The detailed analysis, entitled Assessing Thermal Coal Production Subsidies, jointly authored by the Carbon Tracker Initiative, Energy Transition Advisors (ETA), the Institute for Energy Economics & Financial Analysis (IEEFA) and Earth Track calculated that removing production subsidies would:
– Reduce demand for US PRB thermal coal by a range of 8% to 29% to 2035 and cut emissions by 7 to 2.5 gigatonnes of carbon dioxide The range reflects how demand will respond to changes in price as subsidies are removed in the short term and over the next two decades as aging capital and expiring contracts make larger adjustments possible
– Cut demand for Australian seaborne coal by 3% to 7% in the same period. Emissions reductions would be smaller than in the US because of the substitution of coal exports by other (often subsidized) producers. Coordinated international subsidy removal would yield much greater carbon reductions
“Thermal coal production subsidies are substantial as shown in our study of the US PRB region and the Australian seaborne market. In the context of carbon and climate targets, the impact on demand for thermal coal can be significant if subsidies are removed. In the US PRB demand can fall by 8% in the short term, to 30% or higher in the longer term as gas and renewable energy sources substitute. This is equivalent to removing the annual emissions of between 9 and 32 coal plants,” said Mark Fulton, head of ETA and lead author of the report.

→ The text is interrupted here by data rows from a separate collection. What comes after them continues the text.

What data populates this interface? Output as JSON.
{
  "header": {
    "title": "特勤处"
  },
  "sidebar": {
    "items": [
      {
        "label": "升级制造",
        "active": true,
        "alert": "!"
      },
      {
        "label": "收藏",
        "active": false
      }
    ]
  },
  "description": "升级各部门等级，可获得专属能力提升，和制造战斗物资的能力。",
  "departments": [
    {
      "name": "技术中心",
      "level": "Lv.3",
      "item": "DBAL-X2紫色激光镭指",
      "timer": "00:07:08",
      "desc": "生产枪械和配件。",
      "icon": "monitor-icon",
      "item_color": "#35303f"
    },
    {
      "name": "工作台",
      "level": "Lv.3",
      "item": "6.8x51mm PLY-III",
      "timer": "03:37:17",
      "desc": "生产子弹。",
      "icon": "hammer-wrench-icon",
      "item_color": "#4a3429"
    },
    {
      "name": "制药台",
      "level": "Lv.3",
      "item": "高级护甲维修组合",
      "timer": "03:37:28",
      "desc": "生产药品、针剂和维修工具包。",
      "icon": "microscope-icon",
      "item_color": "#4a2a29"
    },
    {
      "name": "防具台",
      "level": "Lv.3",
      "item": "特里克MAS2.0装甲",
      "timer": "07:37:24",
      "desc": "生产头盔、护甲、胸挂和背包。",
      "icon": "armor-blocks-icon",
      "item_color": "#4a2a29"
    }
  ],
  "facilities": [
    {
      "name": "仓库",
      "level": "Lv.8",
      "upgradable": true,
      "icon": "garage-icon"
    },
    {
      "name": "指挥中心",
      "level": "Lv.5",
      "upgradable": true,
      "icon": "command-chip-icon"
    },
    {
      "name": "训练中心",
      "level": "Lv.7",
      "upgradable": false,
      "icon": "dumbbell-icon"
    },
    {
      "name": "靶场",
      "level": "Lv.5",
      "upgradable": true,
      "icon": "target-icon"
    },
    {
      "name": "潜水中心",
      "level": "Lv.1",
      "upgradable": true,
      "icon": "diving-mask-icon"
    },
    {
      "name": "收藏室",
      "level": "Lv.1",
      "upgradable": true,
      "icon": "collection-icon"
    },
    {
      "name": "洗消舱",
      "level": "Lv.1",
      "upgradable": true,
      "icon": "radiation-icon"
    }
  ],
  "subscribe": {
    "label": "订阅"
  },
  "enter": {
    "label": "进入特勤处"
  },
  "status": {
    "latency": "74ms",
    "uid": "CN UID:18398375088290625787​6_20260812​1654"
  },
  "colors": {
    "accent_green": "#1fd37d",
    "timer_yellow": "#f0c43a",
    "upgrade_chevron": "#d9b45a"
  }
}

“Policy makers concerned about climate and a level playing field in energy markets should look to take coordinated action to remove the distortions to production these subsidies create,” said Luke Sussams senior researcher at Carbon Tracker Initiative, pointing out that coal is the most carbon-intensive energy resource in terms of greenhouse gas emissions generated per kilowatt hour of electricity.
The analysis questioned whether some coal reserves would continue producing at such high levels in the absence of government subsidies. In the case of the PRB, the report noted that production has been subsidized for decades.
“Non-competitive leasing, below-market royalties, inadequate funding of site cleanup after mining operations end comprise some of the major subsidies to the private firms digging taxpayer-owned coal out of the PRB,” noted Doug Koplow, founding partner of Earth Track.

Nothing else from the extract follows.